Il romanzo in Italia, e qui si arriva alla seconda questione, giunto in ritardo e sullo sfondo di una paesaggio frammentato su molteplici piani (politico, linguistico, sociale ecc.), oltreché privo di una vera «borghesia colta», si è trovato fin da subito nella paradossale condizione di essere legittimato come genere moderno ed essere negato fin dal suo stesso fondatore, e cioè Manzoni, che – ricorda Palumbo Mosca sulla scorta di un lettore d’eccezione come Sciascia – lavorò «“per farne altra cosa dal romanzo” attraverso le analisi storiche ed economiche, attraverso gli inserti metanarrativi; e infine con l’aggiunta (fondamentale) della Storia della colonna infame» (p. 35). Una spinta all’ibridazione e alla delegittimazione che ha percorso tutta la storia di questa forma letteraria nel nostro paese, resa ancora più complessa dall’interferenza crociana, che – andrà pur detto – ha rappresentato un veto operante per un bel pezzo di Novecento, tanto da suscitare, a cavallo tra anni Venti e Trenta, all’alba cioè della nuova grande stagione del realismo, dibattiti e prese di posizione attorno a un genere percepito, l’espressione è di Debenedetti, come una «flora precaria» non in grado di attecchire (dal Borgese di Tempo di edificare alla querelle tra contenutisti e calligrafi). Eppure, ipotizza Palumbo Mosca, proprio in questo ritardo può essere ricercata la forza e l’originalità del romanzo italiano, «diviso tra obiezioni endogene e spinte e influssi esogeni, reso spurio dal proliferare di clausole metanarrative e saggistiche che evidenziano la frattura tra eroe e mondo, tra narrazione e riflessione, tra essere e dover-essere» (p. 37).
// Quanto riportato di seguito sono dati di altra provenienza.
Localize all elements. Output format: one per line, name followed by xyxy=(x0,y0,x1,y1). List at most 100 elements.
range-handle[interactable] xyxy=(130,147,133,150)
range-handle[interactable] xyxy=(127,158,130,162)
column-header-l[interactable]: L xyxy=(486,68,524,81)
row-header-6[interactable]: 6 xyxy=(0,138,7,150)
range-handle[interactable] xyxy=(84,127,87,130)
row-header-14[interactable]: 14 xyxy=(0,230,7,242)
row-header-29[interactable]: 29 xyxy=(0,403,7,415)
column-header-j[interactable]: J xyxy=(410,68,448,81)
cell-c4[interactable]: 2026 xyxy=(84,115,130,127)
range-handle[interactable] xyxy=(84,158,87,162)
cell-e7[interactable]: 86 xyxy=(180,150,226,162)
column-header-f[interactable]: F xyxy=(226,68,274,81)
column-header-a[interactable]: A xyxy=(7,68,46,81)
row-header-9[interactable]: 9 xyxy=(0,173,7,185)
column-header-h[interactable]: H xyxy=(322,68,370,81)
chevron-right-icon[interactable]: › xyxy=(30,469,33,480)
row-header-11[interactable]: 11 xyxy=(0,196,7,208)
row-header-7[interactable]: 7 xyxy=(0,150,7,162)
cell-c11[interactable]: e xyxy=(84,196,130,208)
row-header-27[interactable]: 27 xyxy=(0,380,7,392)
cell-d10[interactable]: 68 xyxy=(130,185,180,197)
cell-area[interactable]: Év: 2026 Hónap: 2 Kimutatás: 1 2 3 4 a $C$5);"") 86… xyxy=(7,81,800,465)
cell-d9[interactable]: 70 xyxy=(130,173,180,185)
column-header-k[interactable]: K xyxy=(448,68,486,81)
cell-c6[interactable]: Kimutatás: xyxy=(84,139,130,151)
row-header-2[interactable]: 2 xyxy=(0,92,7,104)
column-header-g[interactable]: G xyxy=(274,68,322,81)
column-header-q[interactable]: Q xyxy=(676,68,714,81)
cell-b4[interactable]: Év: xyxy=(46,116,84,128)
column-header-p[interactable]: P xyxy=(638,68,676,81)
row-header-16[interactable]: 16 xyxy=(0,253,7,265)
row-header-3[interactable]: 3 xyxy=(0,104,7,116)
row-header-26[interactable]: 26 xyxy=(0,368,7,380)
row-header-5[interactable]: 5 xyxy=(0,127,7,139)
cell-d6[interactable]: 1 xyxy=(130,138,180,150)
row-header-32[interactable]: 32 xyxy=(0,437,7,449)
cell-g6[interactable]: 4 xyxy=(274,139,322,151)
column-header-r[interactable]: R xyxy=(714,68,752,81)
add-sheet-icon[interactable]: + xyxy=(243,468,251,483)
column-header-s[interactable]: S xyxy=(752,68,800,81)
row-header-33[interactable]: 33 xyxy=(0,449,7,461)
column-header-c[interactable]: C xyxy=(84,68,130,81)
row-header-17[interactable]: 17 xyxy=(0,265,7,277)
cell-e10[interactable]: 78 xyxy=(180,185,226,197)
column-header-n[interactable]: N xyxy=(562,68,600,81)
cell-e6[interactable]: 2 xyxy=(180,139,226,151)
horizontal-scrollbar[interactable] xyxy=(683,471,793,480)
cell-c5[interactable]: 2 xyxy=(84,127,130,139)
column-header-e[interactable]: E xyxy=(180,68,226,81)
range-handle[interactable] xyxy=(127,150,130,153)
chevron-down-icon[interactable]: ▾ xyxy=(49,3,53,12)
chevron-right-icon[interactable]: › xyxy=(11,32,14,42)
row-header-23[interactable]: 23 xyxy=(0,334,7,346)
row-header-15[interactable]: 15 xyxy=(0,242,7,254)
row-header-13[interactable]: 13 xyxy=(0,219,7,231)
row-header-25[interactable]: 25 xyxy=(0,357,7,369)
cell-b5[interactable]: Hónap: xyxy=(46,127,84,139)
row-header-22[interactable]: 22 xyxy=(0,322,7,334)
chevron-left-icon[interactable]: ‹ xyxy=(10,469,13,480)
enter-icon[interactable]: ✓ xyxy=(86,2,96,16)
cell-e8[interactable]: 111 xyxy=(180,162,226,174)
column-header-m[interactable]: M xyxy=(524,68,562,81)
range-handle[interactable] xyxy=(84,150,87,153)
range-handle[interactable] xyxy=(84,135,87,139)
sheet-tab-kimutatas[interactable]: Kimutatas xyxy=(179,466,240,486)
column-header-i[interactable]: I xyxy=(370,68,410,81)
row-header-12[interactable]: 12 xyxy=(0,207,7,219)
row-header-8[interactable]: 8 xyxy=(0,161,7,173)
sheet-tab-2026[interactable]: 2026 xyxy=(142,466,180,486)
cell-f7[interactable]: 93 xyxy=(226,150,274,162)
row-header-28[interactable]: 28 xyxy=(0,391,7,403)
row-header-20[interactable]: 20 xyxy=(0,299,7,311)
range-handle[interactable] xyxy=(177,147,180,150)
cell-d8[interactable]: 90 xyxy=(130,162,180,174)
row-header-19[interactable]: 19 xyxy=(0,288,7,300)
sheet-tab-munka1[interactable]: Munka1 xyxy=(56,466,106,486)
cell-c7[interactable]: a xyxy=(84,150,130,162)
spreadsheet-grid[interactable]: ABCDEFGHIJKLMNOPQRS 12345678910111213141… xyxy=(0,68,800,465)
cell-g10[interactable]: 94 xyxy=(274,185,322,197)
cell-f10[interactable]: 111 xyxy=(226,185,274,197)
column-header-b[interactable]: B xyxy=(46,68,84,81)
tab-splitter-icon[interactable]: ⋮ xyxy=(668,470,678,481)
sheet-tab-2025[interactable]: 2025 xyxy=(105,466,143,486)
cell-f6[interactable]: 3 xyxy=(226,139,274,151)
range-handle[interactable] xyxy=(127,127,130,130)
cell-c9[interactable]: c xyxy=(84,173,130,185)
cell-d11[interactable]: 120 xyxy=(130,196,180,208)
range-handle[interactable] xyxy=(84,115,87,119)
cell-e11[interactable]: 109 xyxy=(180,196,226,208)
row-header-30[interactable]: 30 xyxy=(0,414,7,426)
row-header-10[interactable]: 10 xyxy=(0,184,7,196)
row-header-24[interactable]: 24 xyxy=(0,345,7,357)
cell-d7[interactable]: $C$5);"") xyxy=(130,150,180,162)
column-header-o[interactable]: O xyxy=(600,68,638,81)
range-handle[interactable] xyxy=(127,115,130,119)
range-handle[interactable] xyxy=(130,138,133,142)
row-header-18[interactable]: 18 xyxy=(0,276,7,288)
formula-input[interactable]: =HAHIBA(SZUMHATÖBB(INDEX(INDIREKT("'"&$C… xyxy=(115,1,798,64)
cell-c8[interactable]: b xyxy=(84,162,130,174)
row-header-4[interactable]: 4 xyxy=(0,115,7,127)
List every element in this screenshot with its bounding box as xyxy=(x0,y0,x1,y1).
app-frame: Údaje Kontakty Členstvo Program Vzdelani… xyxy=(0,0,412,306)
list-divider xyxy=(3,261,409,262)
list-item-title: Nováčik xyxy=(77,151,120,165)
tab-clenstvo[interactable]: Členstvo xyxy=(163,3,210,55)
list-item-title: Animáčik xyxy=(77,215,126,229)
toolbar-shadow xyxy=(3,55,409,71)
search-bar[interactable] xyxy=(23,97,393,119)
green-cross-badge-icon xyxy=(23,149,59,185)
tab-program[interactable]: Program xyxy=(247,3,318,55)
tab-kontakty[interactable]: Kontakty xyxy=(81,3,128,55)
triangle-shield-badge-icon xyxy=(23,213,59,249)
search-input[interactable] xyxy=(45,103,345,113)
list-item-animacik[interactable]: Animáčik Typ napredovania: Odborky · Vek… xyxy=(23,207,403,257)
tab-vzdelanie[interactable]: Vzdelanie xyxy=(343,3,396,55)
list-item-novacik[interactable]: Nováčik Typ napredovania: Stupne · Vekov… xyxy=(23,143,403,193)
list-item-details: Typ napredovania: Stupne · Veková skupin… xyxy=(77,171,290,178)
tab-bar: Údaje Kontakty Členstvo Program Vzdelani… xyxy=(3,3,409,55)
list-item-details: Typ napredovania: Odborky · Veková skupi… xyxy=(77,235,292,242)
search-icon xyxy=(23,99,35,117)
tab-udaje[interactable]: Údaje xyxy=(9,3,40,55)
È un punto di vista interessante, che potrebbe ricalibrare il dibattito su un piano che non riguarda più tanto il valore, il senso, le possibilità del romanzo in Italia, il suo successo o insuccesso sullo sfondo di uno scenario globale, ma la sua specificità di genere. Per riprendere la similitudine di Debenedetti: una specie botanica che ha subito, in un diverso contesto, una mutazione inattesa.